Alargando Horizontes

Dilemas

22-04-2015 00:00

 

Numa rua paralela à minha existe um campo, para onde comecei recentemente a ir passear as minhas cadelas. Racionalmente, escolhi ir para lá porque a minha mais velhota (a Tecas) não aguenta grandes passeios nesta fase da vida dela, enquanto a outra mais nova (a Fofa) precisa de mais actividade. Elas têm necessidades diferentes, e o que eu achava que elas precisavam que eu fizesse era levar cada uma em separado, andando menos tempo com uma e mais com a outra. Mas aqui juntava-se um terceiro factor: eu. Vivo num 3º andar sem elevador, e a Tecas foi ‘proibida’ pelo veterinário de subir ou descer escadas por causa dos seus ossos. Assim, 2 vezes por dia, tenho não só que descer do e subir ao 3º andar, mas tem sido necessário fazê-lo com 11 kg nos braços. Só a ideia de ter que duplicar o nº de descidas/subidas deixava-me cansada (sabe Deus o esforço que já era para mim, muitos dos dias nestes últimos 2 meses e meio, conseguir manter a rotina dos dois passeios diários, e dias houve em que não o consegui). Encontrei-me perante um dilema: a que necessidades vou responder eu? Quem privilegio em detrimento de quem? “Lamento”, disse eu às duas, “mas enquanto não surgir uma alternativa que satisfaça todas, tenho que dar primazia às minhas necessidades.” - por muito egoísta que isto soe, há alturas em que é vital.
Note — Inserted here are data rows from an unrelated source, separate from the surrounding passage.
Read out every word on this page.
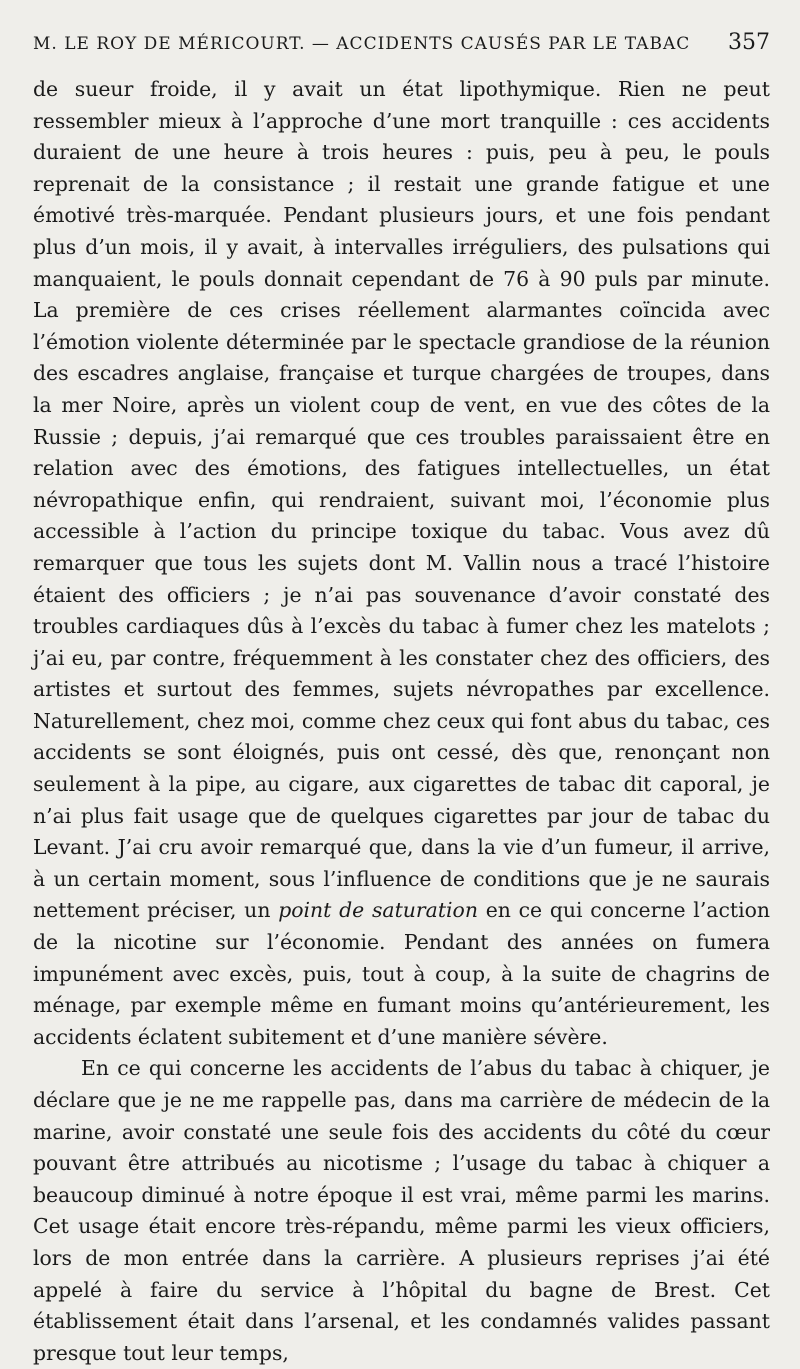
M. LE ROY DE MÉRICOURT. — ACCIDENTS CAUSÉS PAR LE TABAC 357

de sueur froide, il y avait un état lipothymique. Rien ne peut ressembler mieux à l’approche d’une mort tranquille : ces accidents duraient de une heure à trois heures : puis, peu à peu, le pouls reprenait de la consistance ; il restait une grande fatigue et une émotivé très-marquée. Pendant plusieurs jours, et une fois pendant plus d’un mois, il y avait, à intervalles irréguliers, des pulsations qui manquaient, le pouls donnait cependant de 76 à 90 puls par minute. La première de ces crises réellement alarmantes coïncida avec l’émotion violente déterminée par le spectacle grandiose de la réunion des escadres anglaise, française et turque chargées de troupes, dans la mer Noire, après un violent coup de vent, en vue des côtes de la Russie ; depuis, j’ai remarqué que ces troubles paraissaient être en relation avec des émotions, des fatigues intellectuelles, un état névropathique enfin, qui rendraient, suivant moi, l’économie plus accessible à l’action du principe toxique du tabac. Vous avez dû remarquer que tous les sujets dont M. Vallin nous a tracé l’histoire étaient des officiers ; je n’ai pas souvenance d’avoir constaté des troubles cardiaques dûs à l’excès du tabac à fumer chez les matelots ; j’ai eu, par contre, fréquemment à les constater chez des officiers, des artistes et surtout des femmes, sujets névropathes par excellence. Naturellement, chez moi, comme chez ceux qui font abus du tabac, ces accidents se sont éloignés, puis ont cessé, dès que, renonçant non seulement à la pipe, au cigare, aux cigarettes de tabac dit caporal, je n’ai plus fait usage que de quelques cigarettes par jour de tabac du Levant. J’ai cru avoir remarqué que, dans la vie d’un fumeur, il arrive, à un certain moment, sous l’influence de conditions que je ne saurais nettement préciser, un point de saturation en ce qui concerne l’action de la nicotine sur l’économie. Pendant des années on fumera impunément avec excès, puis, tout à coup, à la suite de chagrins de ménage, par exemple même en fumant moins qu’antérieurement, les accidents éclatent subitement et d’une manière sévère.

En ce qui concerne les accidents de l’abus du tabac à chiquer, je déclare que je ne me rappelle pas, dans ma carrière de médecin de la marine, avoir constaté une seule fois des accidents du côté du cœur pouvant être attribués au nicotisme ; l’usage du tabac à chiquer a beaucoup diminué à notre époque il est vrai, même parmi les marins. Cet usage était encore très-répandu, même parmi les vieux officiers, lors de mon entrée dans la carrière. A plusieurs reprises j’ai été appelé à faire du service à l’hôpital du bagne de Brest. Cet établissement était dans l’arsenal, et les condamnés valides passant presque tout leur temps,
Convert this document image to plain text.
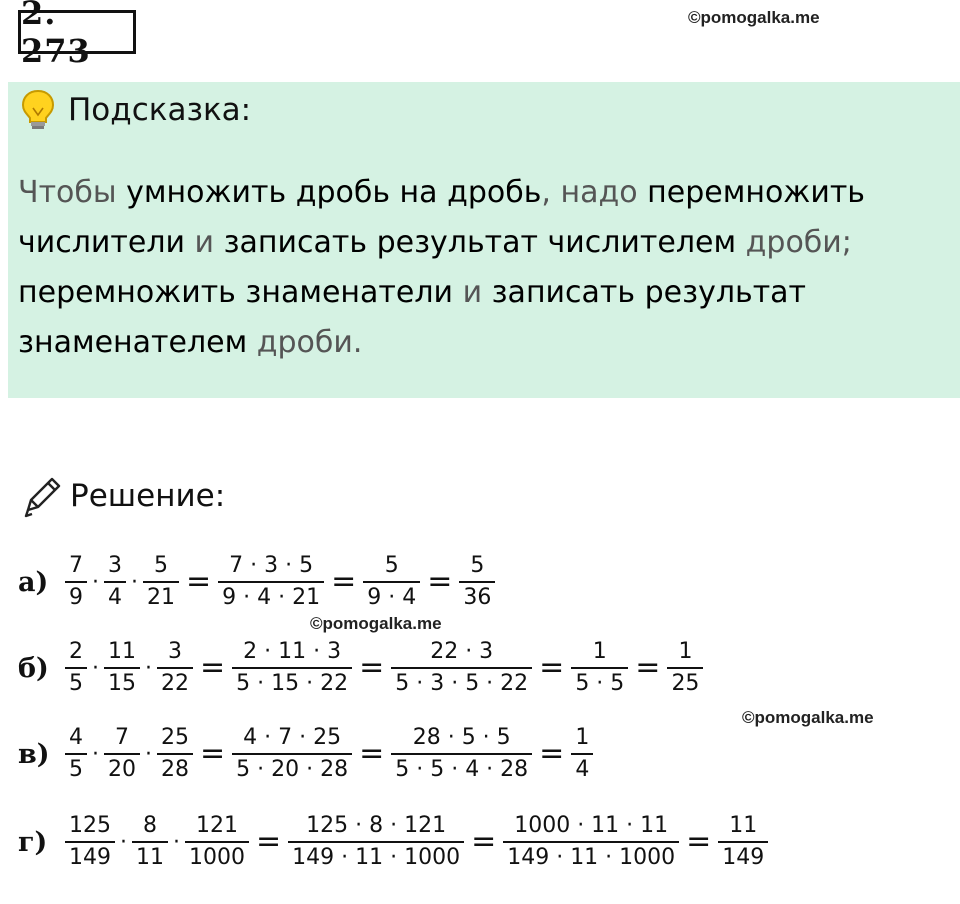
2. 273
©pomogalka.me
Подсказка:
Чтобы умножить дробь на дробь, надо перемножить числители и записать результат числителем дроби; перемножить знаменатели и записать результат знаменателем дроби.
Решение:
$а) \frac{7}{9} \cdot \frac{3}{4} \cdot \frac{5}{21} = \frac{7 \cdot 3 \cdot 5}{9 \cdot 4 \cdot 21} = \frac{5}{9 \cdot 4} = \frac{5}{36}$
$б) \frac{2}{5} \cdot \frac{11}{15} \cdot \frac{3}{22} = \frac{2 \cdot 11 \cdot 3}{5 \cdot 15 \cdot 22} = \frac{22 \cdot 3}{5 \cdot 3 \cdot 5 \cdot 22} = \frac{1}{5 \cdot 5} = \frac{1}{25}$
$в) \frac{4}{5} \cdot \frac{7}{20} \cdot \frac{25}{28} = \frac{4 \cdot 7 \cdot 25}{5 \cdot 20 \cdot 28} = \frac{28 \cdot 5 \cdot 5}{5 \cdot 5 \cdot 4 \cdot 28} = \frac{1}{4}$
$г) \frac{125}{149} \cdot \frac{8}{11} \cdot \frac{121}{1000} = \frac{125 \cdot 8 \cdot 121}{149 \cdot 11 \cdot 1000} = \frac{1000 \cdot 11 \cdot 11}{149 \cdot 11 \cdot 1000} = \frac{11}{149}$
©pomogalka.me
©pomogalka.me
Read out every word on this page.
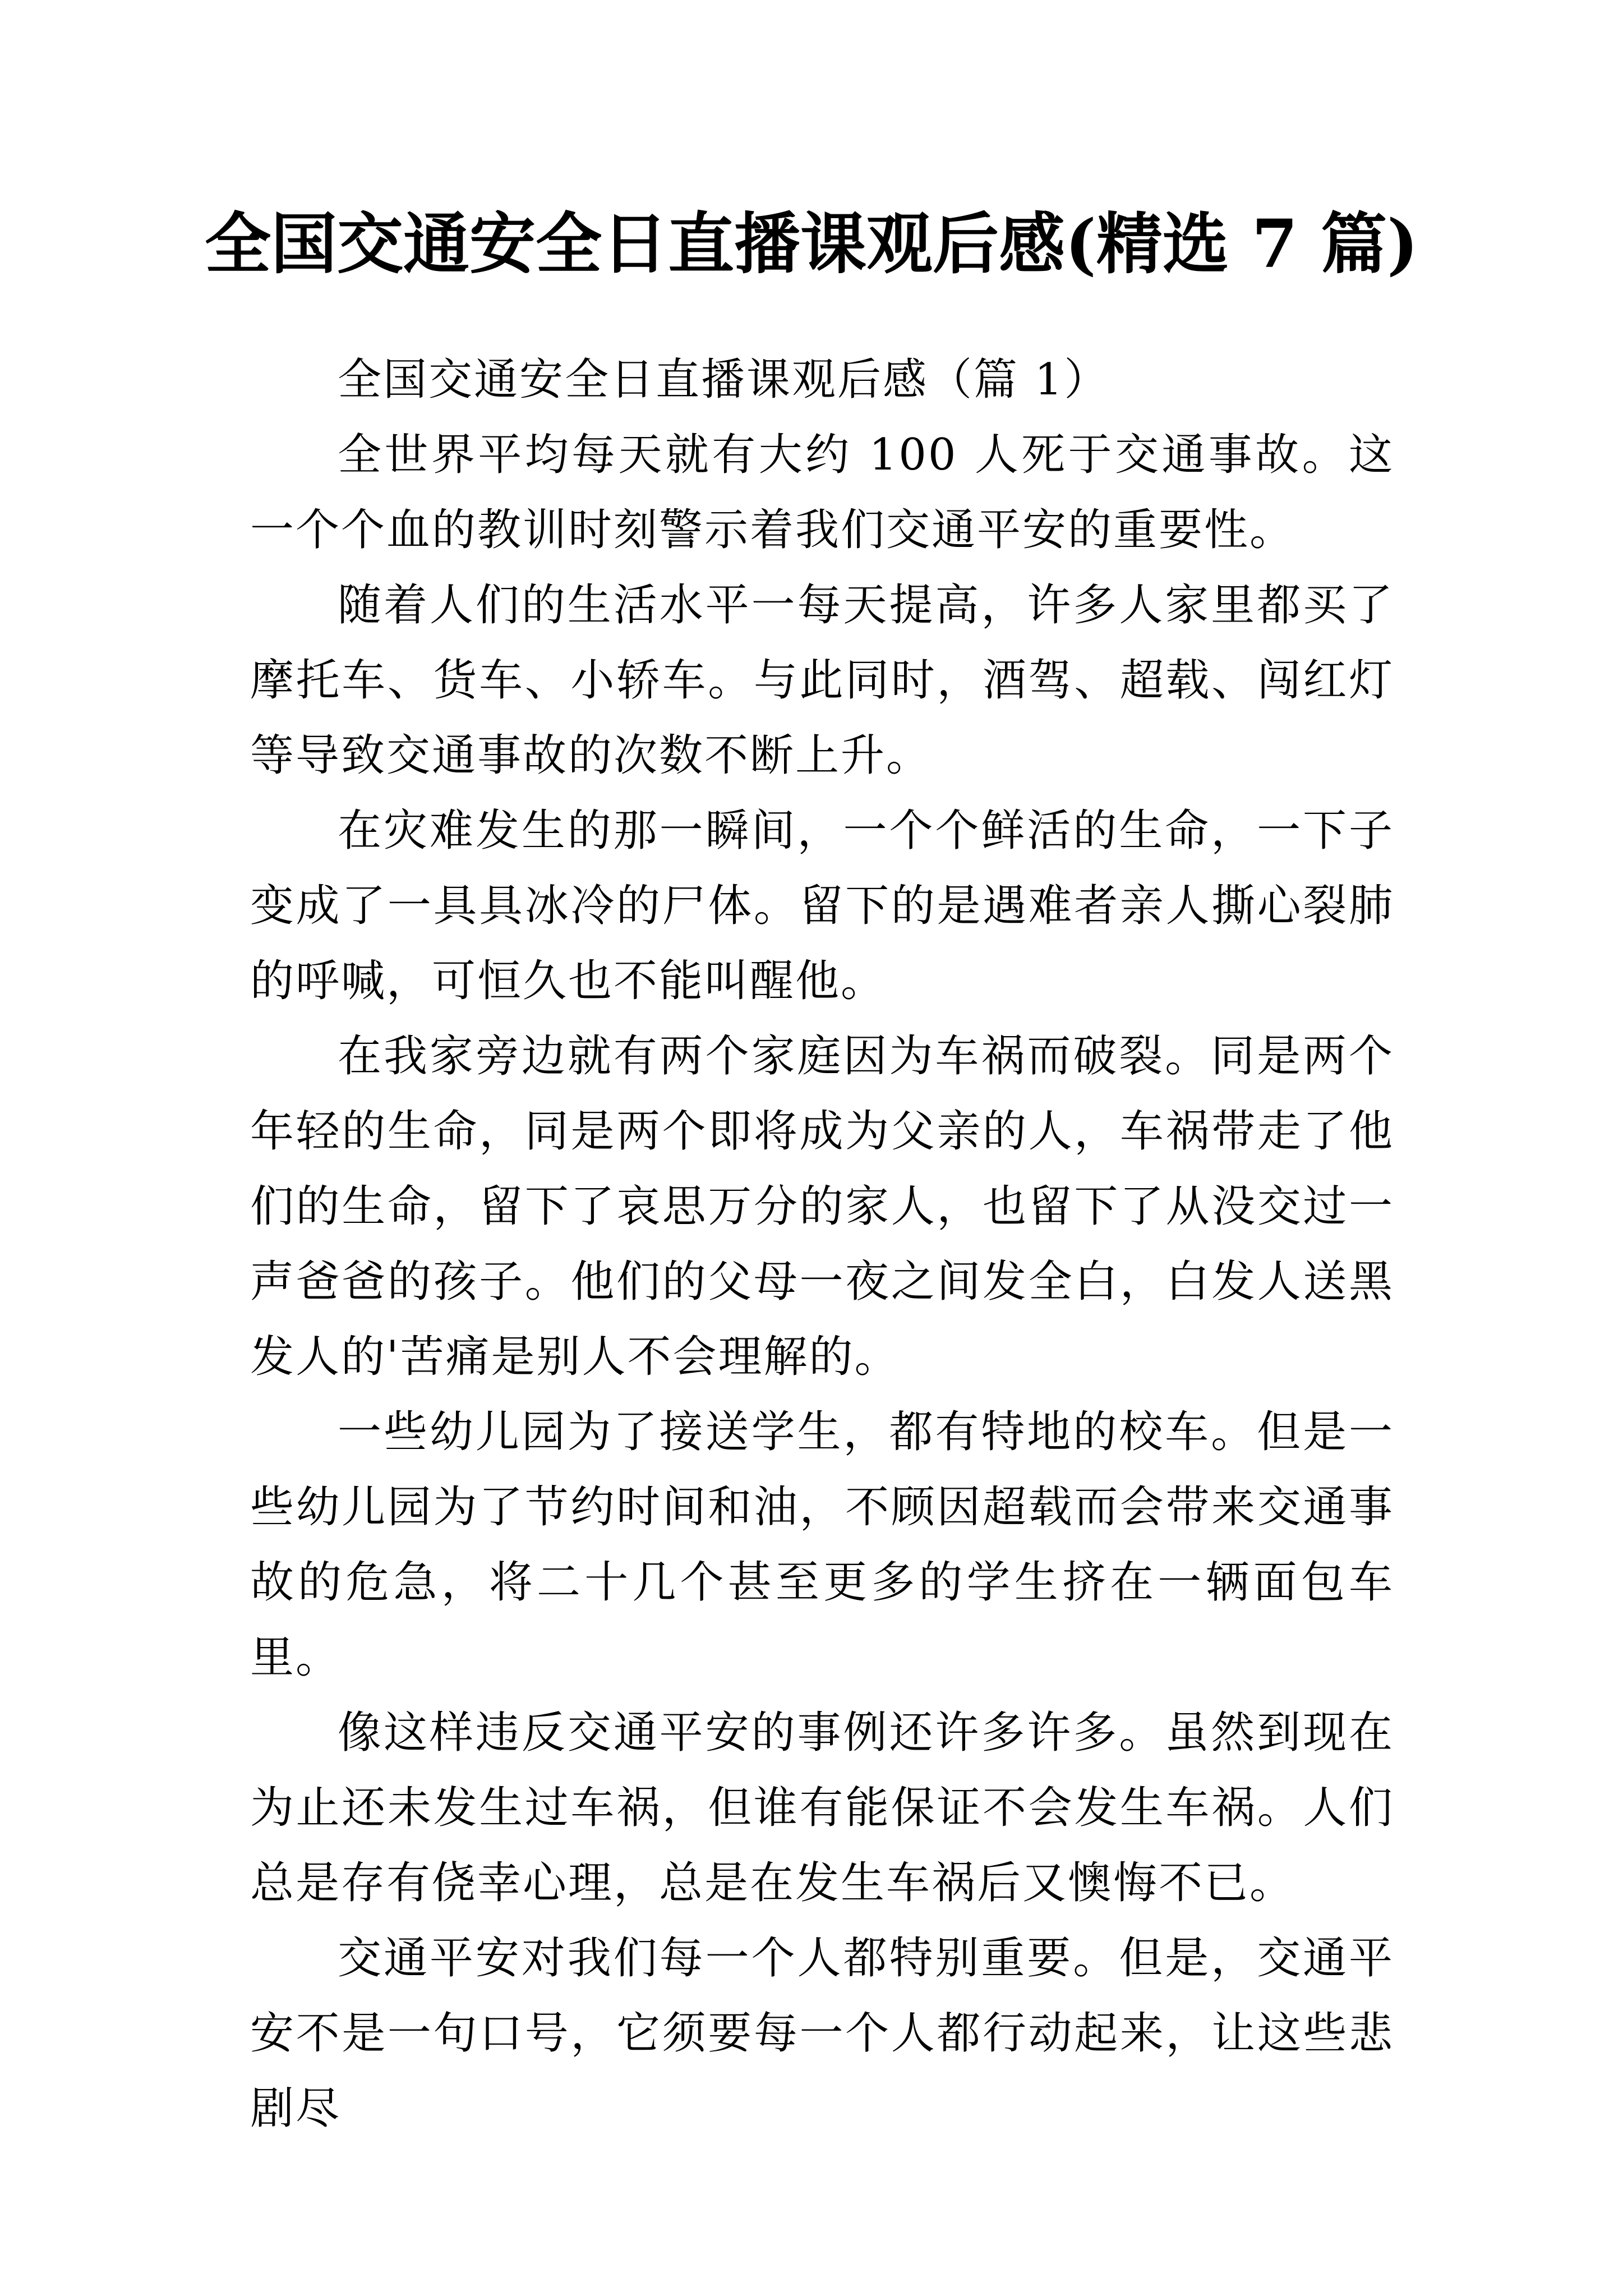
全国交通安全日直播课观后感(精选 7 篇)

全国交通安全日直播课观后感（篇 1）

全世界平均每天就有大约 100 人死于交通事故。这一个个血的教训时刻警示着我们交通平安的重要性。

随着人们的生活水平一每天提高，许多人家里都买了摩托车、货车、小轿车。与此同时，酒驾、超载、闯红灯等导致交通事故的次数不断上升。

在灾难发生的那一瞬间，一个个鲜活的生命，一下子变成了一具具冰冷的尸体。留下的是遇难者亲人撕心裂肺的呼喊，可恒久也不能叫醒他。

在我家旁边就有两个家庭因为车祸而破裂。同是两个年轻的生命，同是两个即将成为父亲的人，车祸带走了他们的生命，留下了哀思万分的家人，也留下了从没交过一声爸爸的孩子。他们的父母一夜之间发全白，白发人送黑发人的'苦痛是别人不会理解的。

一些幼儿园为了接送学生，都有特地的校车。但是一些幼儿园为了节约时间和油，不顾因超载而会带来交通事故的危急，将二十几个甚至更多的学生挤在一辆面包车里。

像这样违反交通平安的事例还许多许多。虽然到现在为止还未发生过车祸，但谁有能保证不会发生车祸。人们总是存有侥幸心理，总是在发生车祸后又懊悔不已。

交通平安对我们每一个人都特别重要。但是，交通平安不是一句口号，它须要每一个人都行动起来，让这些悲剧尽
Sem saber bem porquê, um dia decidi ir para esse tal campo. Costumava chegar ao cimo da minha rua e virar à direita, que vai dar a um descampado grande e tem acesso a várias ruas com espaços relvados (por onde eu costumava dar grandes passeios com elas, mas que fui encurtando dada a menor resistência física da Tecas, e a minha própria, a bem da verdade). Nesse dia, quando cheguei ao cimo da rua, decidi virar à esquerda e ir experimentar esse campo. Comecei por subi-lo e descê-lo, atenta aos sinais de cansaço da Tecas (e aos meus), mas tentando permitir à Fofa andar mais. Depois comecei a reparar que aquele campo era mais calmo que o descampado, havia menos pessoas a escolhê-lo para ‘recreio’ dos seus cães. Constatei isto uma vez, e outra, e outra… Até que pensei “Talvez dê para soltar a Fofa; ela dá a volta dela, e eu posso andar ao ritmo da Tecas”. Arrisquei - não porque a Fofa seja agressiva (é um doce com as pessoas!), mas não tem que gostar de todos os cães que aparecem nem de todos os comportamentos que eles têm, e pode, em ocasiões, reagir de forma menos simpática. Por isso andava pela trela, para respeitar os espaços e o direito ao passeio de todos os donos e cães com que nos pudéssemos cruzar. Fomos encontrando menos e menos cães a passeio - embora eu esteja sempre vigilante.

E percebi, eventualmente, que tinha encontrado a resposta para o meu dilema: conseguia, indo para aquele campo, satisfazer as necessidades de nós as três. Coloquei uma questão e a Vida mostrou-me o caminho; a intuição veio, e eu dei-lhe ouvidos, mesmo não percebendo que era isso que estava a fazer. Mas abri-me a experimentar algo diferente, porque o ‘habitual’ deixava-me com a sensação de estar a falhar a alguma de nós. E a recompensa veio.

Os dilemas surgem para que, na nossa busca de soluções e experimentando-as na práctica, possamos crescer. E surgem não por acaso, mas porque os co-criámos, em algum nível do nosso Ser. Obrigada, meu Ser!